…Муж теперь возвращался за полночь, к ужину не притрагивался («Боюсь, что отравите»), а лишь просматривал почту. Да и то нередко оставлял газеты на утро. Сама Антонина Ивановна пробегала их после долгого завтрака, чуть задерживаясь на местной хронике. А уж после обеда разбирала корреспонденцию квартирантов. В усадьбе Метелёвых (наискосок от городского театра) стояли два каменных особняка: один в глубине, а другой – впритык к Большой улице. В первом жили хозяева, а второй отдавался внаём солидному учреждению, вместе с несколькими квартирами. Вся почта для квартирантов, по существующим правилам, адресовалась домовладелице, с прибавлением «Для…» И да, Антонине Ивановне было приятно прочитывать каждый раз: «Её Высокоблагородию Ант. Ив. Метелёвой», но с начала лета 1913 её просто забросали чужими письмами и открытками. Оказалось, в семье Огладиных, занимающей одну из квартир, перемена: муж отправился в Ялту. И теперь чуть не с каждой станции шлёт открытки и письма своей ненаглядной Ирме.
Когда-то и Яков Ефремович, супруг Антонины Ивановны Метелёвой, баловался любовными записками, но все его ласкательно-уменьшительные еньки–оньки–ечки–очки–ушки–юшки не могли растрогать купеческую жену – и он писать перестал. Но даже и отправляя сладости взрослому сыну в Москву, непременно приписывал: «От любящего тебя папы Яши». Это «Яши» чрезвычайно смешило Антонину Ивановну, а она не привыкла сдерживаться… Муж обижался, да. Яков Ефремович, по её убеждению, вообще был слишком сентиментальным для купца с такими солидными оборотами, но даже и он казался сухарём на фоне огладинской переписки – Метелёва и не заметила, как стала читать чужие открытки.
Теперь она сердилась и волновалась одновременно: «От Якова можно, конечно, всего ожидать, но всё же представить себе не могу, чтобы он, приехав в Москву, стал писать мне безо всякого повода.
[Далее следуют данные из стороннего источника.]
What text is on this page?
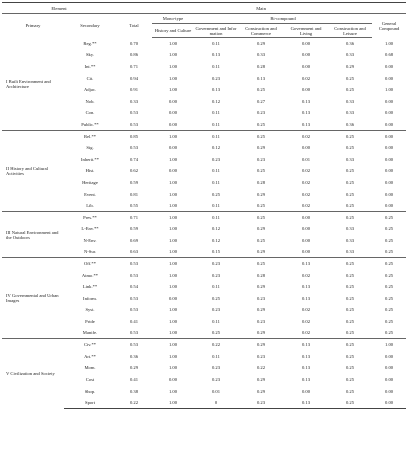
Element		Main						
Primary	Secondary	Total	Mono-type	Bi-compound				General Compound
			History and Culture	Government and Infor mation	Construction and Commerce	Government and Living	Construction and Leisure	
I Built Environment and Architecture	Reg.**	0.70	1.00	0.11	0.29	0.00	0.36	1.00
	Sky.	0.86	1.00	0.13	0.33	0.00	0.33	0.68
	Int.**	0.71	1.00	0.11	0.28	0.00	0.29	0.00
	Cit.	0.94	1.00	0.23	0.13	0.02	0.25	0.00
	Adjac.	0.91	1.00	0.13	0.25	0.00	0.25	1.00
	Nob.	0.33	0.00	0.12	0.27	0.13	0.33	0.00
	Con.	0.53	0.00	0.11	0.23	0.13	0.33	0.00
	Public.**	0.53	0.00	0.11	0.25	0.13	0.36	0.00
II History and Cultural Activities	Rel.**	0.85	1.00	0.11	0.25	0.02	0.25	0.00
	Sig.	0.53	0.00	0.12	0.29	0.00	0.25	0.00
	Inherit.**	0.74	1.00	0.23	0.23	0.01	0.33	0.00
	Hist.	0.62	0.00	0.11	0.25	0.02	0.25	0.00
	Heritage	0.59	1.00	0.11	0.28	0.02	0.25	0.00
	Event.	0.81	1.00	0.25	0.29	0.02	0.25	0.00
	Lib.	0.55	1.00	0.11	0.25	0.02	0.25	0.00
III Natural Environment and the Outdoors	Pres.**	0.71	1.00	0.11	0.25	0.00	0.25	0.25
	L-Env.**	0.59	1.00	0.12	0.29	0.00	0.33	0.25
	N-Env.	0.69	1.00	0.12	0.25	0.00	0.33	0.25
	N-Sur.	0.63	1.00	0.15	0.29	0.00	0.33	0.25
IV Governmental and Urban Images	Off.**	0.53	1.00	0.23	0.25	0.13	0.25	0.25
	Atmo.**	0.53	1.00	0.23	0.28	0.02	0.25	0.25
	Link.**	0.54	1.00	0.11	0.29	0.13	0.25	0.25
	Inform.	0.53	0.00	0.25	0.23	0.13	0.25	0.25
	Syst.	0.53	1.00	0.23	0.29	0.02	0.25	0.25
	Pride	0.41	1.00	0.11	0.23	0.02	0.25	0.25
	Manife.	0.53	1.00	0.25	0.29	0.02	0.25	0.25
V Civilization and Society	Civ.**	0.53	1.00	0.22	0.29	0.13	0.25	1.00
	Art.**	0.36	1.00	0.11	0.23	0.13	0.25	0.00
	Mom.	0.29	1.00	0.23	0.22	0.13	0.25	0.00
	Cost	0.41	0.00	0.23	0.29	0.13	0.25	0.00
	Shop.	0.38	1.00	0.01	0.29	0.00	0.25	0.00
	Sport	0.22	1.00	0	0.23	0.13	0.25	0.00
А этот Огладин в открытке от 16 июня нынешнего, 1913 г. с радостью сообщает: «Посылаю тебе главный фасад музея изящных искусств имени Императора Александра III. После чего ты получишь маленькую серию открыток наиболее понравившихся мне статуй и уголков зал. Если б ты знала, сколько я изъездил и исходил!» А для чего он носился по этой Москве, если ехал-то лечиться на море? Столько денег истратил, а видно ведь, что едва скопили они на дорогу: и комнату он отдельную взять не может, и уроков ищет. Вот-вот-вот: уроками промышляет, а не пропустил ни одной экскурсии! Ездил недавно в Гурзуф, а потом писал ей: «На открытке тот самый фонтан «Первая любовь», который я тебе описывал в прошлом письме. Правда ведь, хорош? Как по-твоему? Получила ли ты серию открыток Московского музея изящных искусств имени Императора Александра III? Очень было бы жаль, если б открытки пропали». А на другой день опять: «Вчера ходил с экскурсией в Никитский сад (описываю в большом письме). Очень доволен. И ко всему этому мы в группе снимались, так что ты в самом ближайшем будущем получишь не только мою физию, но и всех экскурсантов. Но это не главное, а главное фон, на котором кипарисы, магнолии, пальма – правда, хорошо? На открытке фонтан «Ночь» в Гурзуфе перед гостиницей. Все гостиницы среди роскошной растительности, о которой я тебе уже писал». Следом был отправлен и «вид на группу бананов в Никитском саду», с припиской, что заканчивает большое письмо.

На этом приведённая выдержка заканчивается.